Yoo Ki oppa mengangkat dagunya lalu mengerakkan tangannya mengangkat kepalaku menatapnya, senyum miring tersungging di bibirnya "Kyung Ji -yah" panggilnya. Aku mencibirkan bibirku "hmm.." gumamku bersiap mendengarkan ceramahnya, Yoo Ki oppa semakin melebarkan senyumnya

"masalah selesai.." timpalnya santai.

Aku menghembuskan nafas pendek mendengar jawabannya itu, aku memalingkan wajahku sejenak "mwoya.. apa maksudmu?" protesku.

Yoo Ki oppa menggeleng kecil lalu mengangkat tangannya kembali mendorong kecil kepalaku "aigoo.. babo" hinanya, aku menatapnya tidak terima sambil menutup dahiku bingung atas tindakannya barusan. Yoo Ki oppa tertawa kecil sambil menggeleng heran, sementara aku terus menatapnya dengan ekspresi bingung menunggu penjelasannya. Yoo Ki oppa menghembuskan nafas lega setelah mengendalikan tawanya

"maksudku, kau tetaplah orang yang sama.." bukanya, "kau adalah kau, jika kau ingin mendapatkan kembali ingatanmu itu keputusanmu, jadi kenapa kau bimbang?" lanjutnya santai.

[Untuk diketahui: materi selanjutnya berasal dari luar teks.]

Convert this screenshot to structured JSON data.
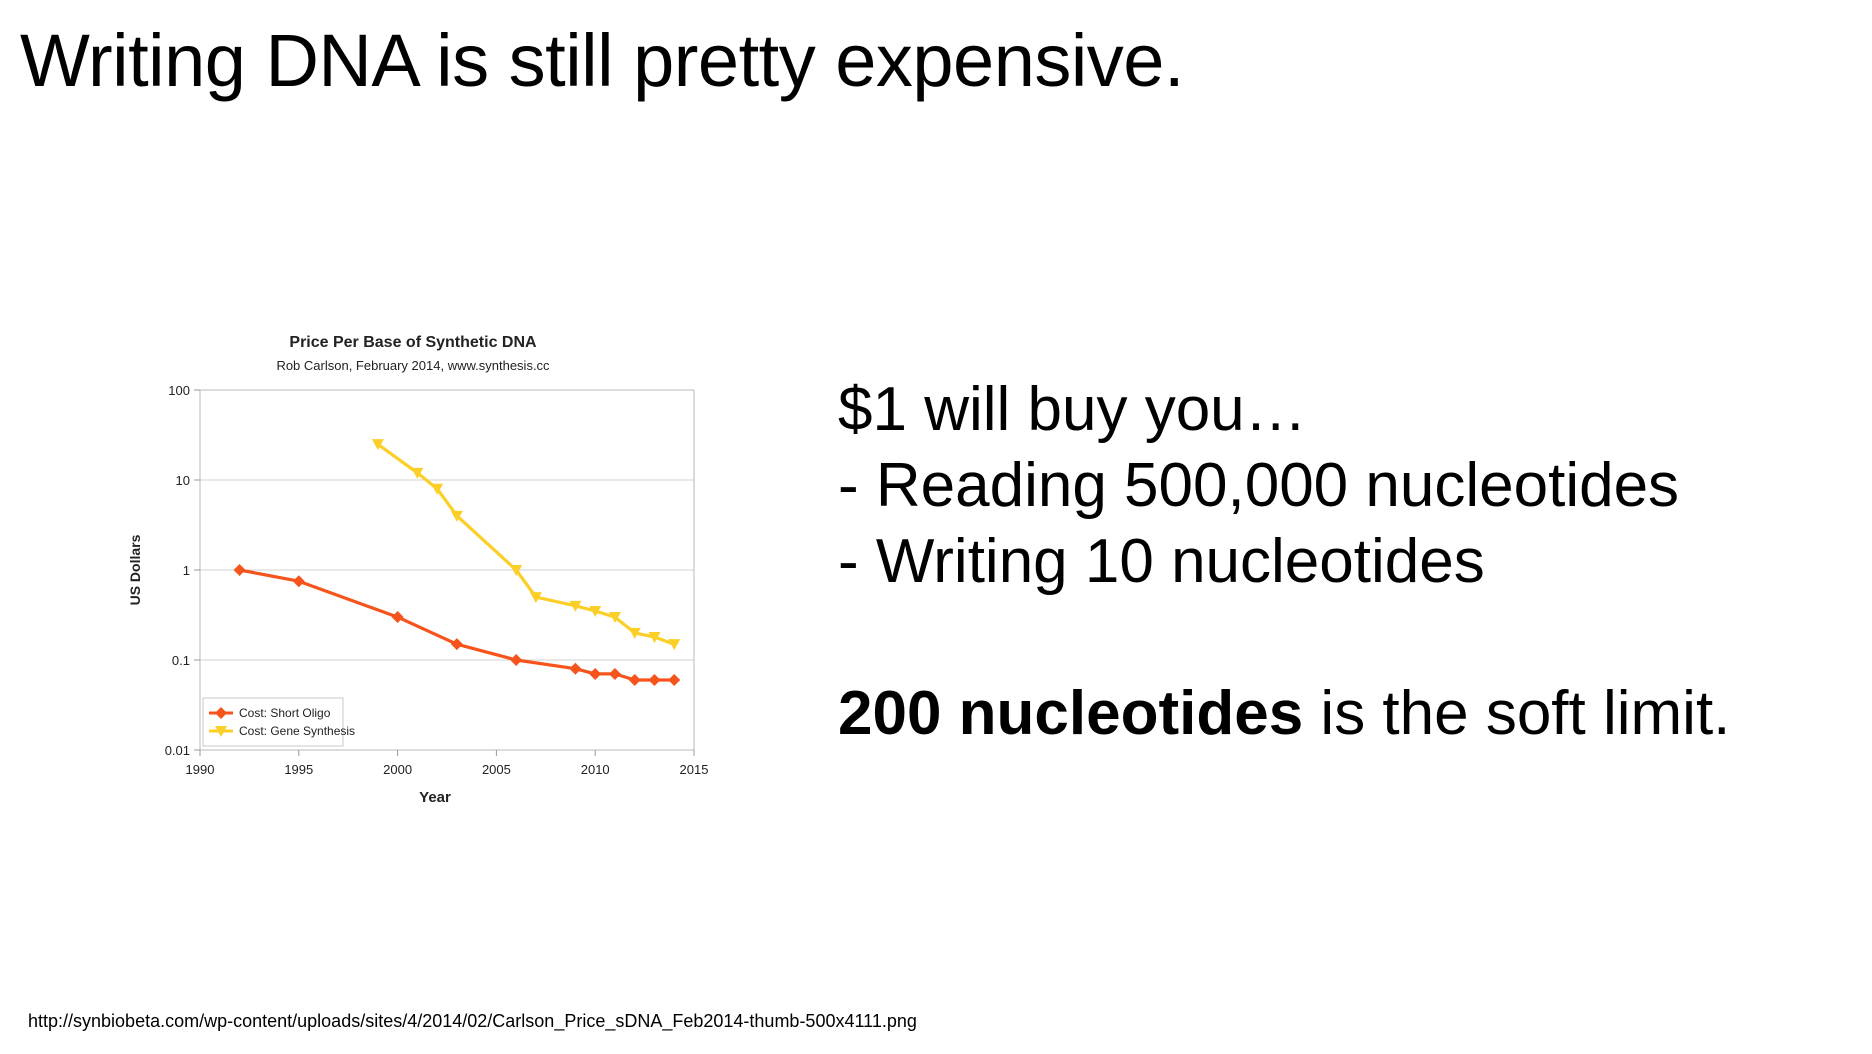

Sorot mataku tampak lebih hidup dalam sekejap, senyum kecil pun perlahan menghiasi bibirku setelah mendengar perkataan Yoo Ki oppa barusan. Aku merasa lebih tenang meskipun tidak semua bebanku terangkat, tapi ku merasa lebih ringan dari sebelumnya. Yoo Ki oppa ikut tersenyum melihatku sedikit lebih baik dari sebelumnya, ia membalikkan badanya meninggalkanku merasa tugasnya untuk menghiburku sudah selesai. Satu hal tiba - tiba merasuki kepalaku, membuat semangat yang muncul dalam hatiku kembali padam dan beban yang ku rasakan semakin berat

"apa Hyun Soo akan tetap menerimaku?"